I had yet to eat my breakfast this morning when someone regaled me with a story about a guy staying up in Sochi’s mountaintop media hotel cluster who turned on his faucet and watched as sewage spilled out. Last night, a colleague returned to her room after a long day of work to find the door swung open, a set of keys still dangling from the lock. Nothing was stolen, but a TV had finally been installed. It could have been worse: The door to one guy’s room was supposedly kicked down by workers trying to put in a cable box.
The tales from the site of the 2014 Winter Olympics go on and on: hotel reservations vanishing, shower rods and curtains nowhere to be found, workers heaving small decorative palm trees off the back of a moving truck and onto the side of the road like paperboys on bicycles.
I arrived at my hotel at the same time as a friendly journalist from Montreal, and when we got to our adjacent rooms (both supposedly temporary until our real rooms are ready), his door handle broke off in his hand. His first souvenir! My bathroom has red Sharpie marks delineating where additional construction should have gone, an unidentified device was attached high up on the wall with masking tape, and there was no caulking. But my hot water works, my pillow is fantastic, and I have lightbulbs, which places me in the top percentile of accommodation privilege. Stacy St. Clair had no water in her room and was told by a receptionist to avoid it even if restored: “Do not use on your face because it contains something very dangerous.” (A quick side note on the sphinxlike front desk clerks, by the way: I am legitimately infatuated with their unparalleled ability to deliver bad news.)
As far as I can tell, all these stories are real, though it’s getting harder and harder to distinguish the actual from the apocryphal. The Sochi Games have officially entered the Tyson Zone, and they haven’t even begun.
Of course, that’s part of the problem. Without the lovely distraction of competition, without the glint of gold medals blinding everyone to anything else, it’s been all too easy to focus on the quirks and problems and “only in Russia”–style moments that have so far defined these Olympic Games. Once the skiing and sliding and skating begin, I suspect much of the whining will cease. The never-ending matrix of races and events doesn’t allow for much time to use those showers, anyway. Already everyone’s gotten distracted by Shaun White quitting slopestyle. It begins.
The athletes seem to be taking their own three-twin-beds-to-a-dorm-room setup in stride; Sidney Crosby pointed out it was the same deal in Vancouver. I went for a walk around the Olympic Park yesterday, and the venues were beautiful, the mood was festive, and the Dutch speedskaters cruising around on bright orange bicycles were a delight. You could hear the music of the opening-ceremony dress rehearsal echoing around the facilities. Up in the sky, a surveillance blimp took everything in, and I imagine the view was tremendous.
Sportswriters are notorious for our incessant travel complaints, but these aren’t exactly your run-of-the-mill flight delays. Some things, like the tiles of fresh sod still being unrolled over dusty grounds, are the sort of last-minute scrambles that take place before just about every Olympics. (The tried-and-true Olympic hype cycle always begins with “OMG they’re not ready!” and ends with “OMG the athlete village has run out of condoms!”) These are nonstories. Others, like the toilet paper flushing situation, can go either way: Sure, that’s how things work in many parts of the world, as seasoned travelers know. Yet this is the most expensive Olympic Games in history; none of that $51 billion went to more advanced plumbing?
But something like toxic sludge filling washbasins is another story entirely. As is a maintenance crew kicking down someone’s locked door to install a cable box. It’s a funny image that ties in to a lot of the preconceived notions North Americans have about this place and these people — in Soviet Russia, cable installs you, or whatever — but you wonder what kind of gun the workers, who have already reportedly endured abysmal conditions, must have been under to resort to putting boot to door.
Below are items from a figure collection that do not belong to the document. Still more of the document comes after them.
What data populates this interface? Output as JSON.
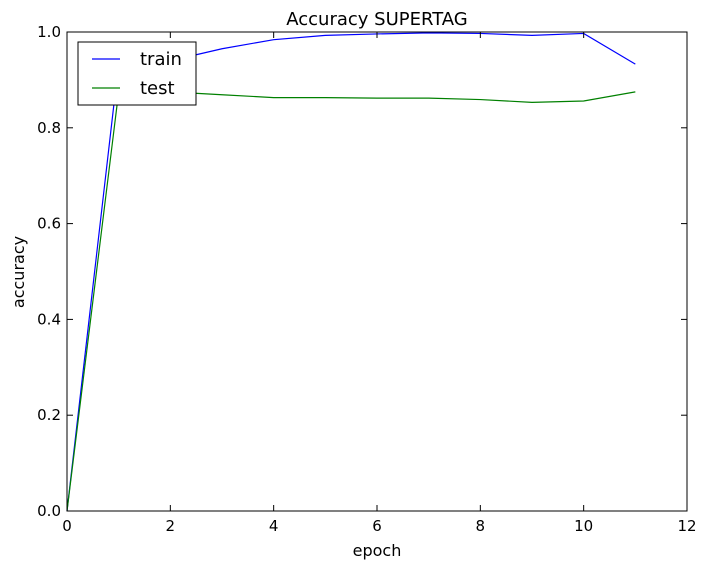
{
  "chart_data": {
    "type": "line",
    "title": "Accuracy SUPERTAG",
    "xlabel": "epoch",
    "ylabel": "accuracy",
    "xlim": [
      0,
      12
    ],
    "ylim": [
      0.0,
      1.0
    ],
    "xticks": [
      0,
      2,
      4,
      6,
      8,
      10,
      12
    ],
    "yticks": [
      0.0,
      0.2,
      0.4,
      0.6,
      0.8,
      1.0
    ],
    "xtick_labels": [
      "0",
      "2",
      "4",
      "6",
      "8",
      "10",
      "12"
    ],
    "ytick_labels": [
      "0.0",
      "0.2",
      "0.4",
      "0.6",
      "0.8",
      "1.0"
    ],
    "grid": false,
    "legend_position": "top-left",
    "x": [
      0,
      1,
      2,
      3,
      4,
      5,
      6,
      7,
      8,
      9,
      10,
      11
    ],
    "series": [
      {
        "name": "train",
        "color": "#0000ff",
        "values": [
          0.0,
          0.935,
          0.94,
          0.965,
          0.984,
          0.993,
          0.996,
          0.998,
          0.997,
          0.993,
          0.997,
          0.933
        ]
      },
      {
        "name": "test",
        "color": "#008000",
        "values": [
          0.0,
          0.875,
          0.875,
          0.869,
          0.863,
          0.863,
          0.862,
          0.862,
          0.859,
          0.853,
          0.856,
          0.875
        ]
      }
    ]
  }
}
When I got back to my hotel complex last night, I saw another door that shouldn’t have been left open, this one leading down to the cellar. I went down for a peek. As basements of hastily fabricated media housing complexes in corruption-plagued countries go, I imagine, it was not out of the ordinary: low, dripping ceilings; cords and cables slung inches away from dank puddles; workers’ belongings and equipment; a random Castaway-style handprint on a wall. Standard stuff. Then I came upon a small, poignant sculpture crafted out of tinfoil and propped up on a pipe. It was a hand, giving the middle finger. Whether the sentiment was directed at Russian President Vladimir Putin, or at some asshole foreman, or at me, I can’t say.
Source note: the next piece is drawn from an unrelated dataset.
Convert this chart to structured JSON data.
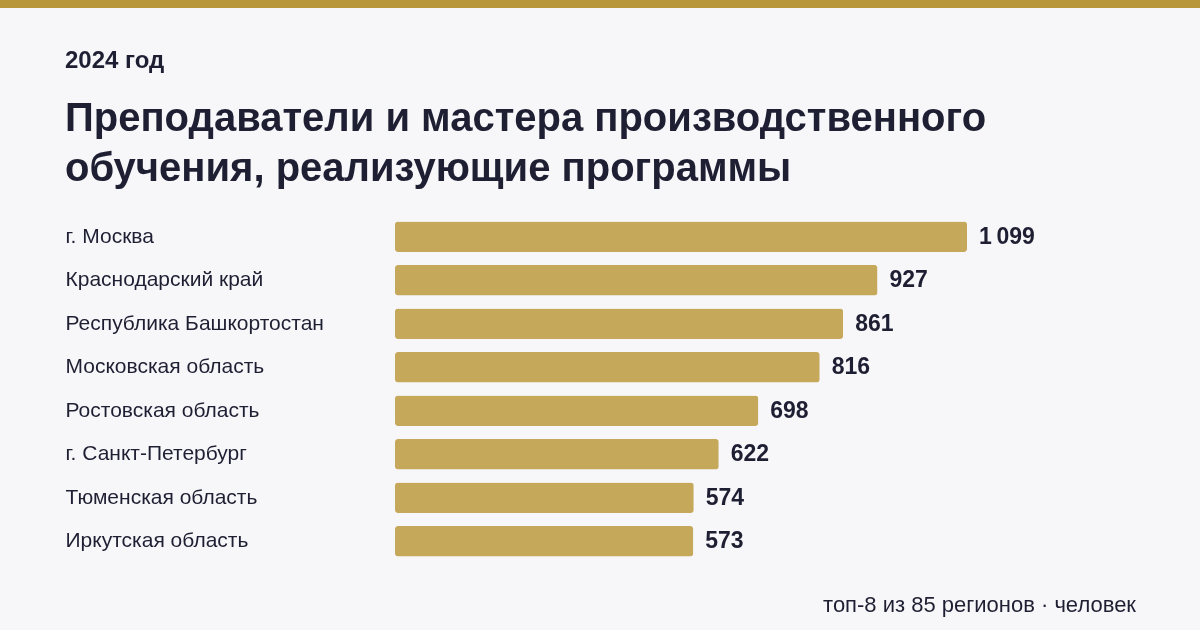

Even outside the provincial confines of media housing, the headlines have gotten increasingly bizarre. Chuck Schumer is apparently harassing the Russian ambassador about a blocked shipment of Chobani yogurt. Earlier this week, Putin visited a “Persian leopard sanctuary” not far from where the Games will be held. He posed with a baby leopard on his lap. “We made friends,” he said. Then the animal lashed out at a few reporters on the scene, scratching one on the hand and biting one on the knee. It seemed fitting.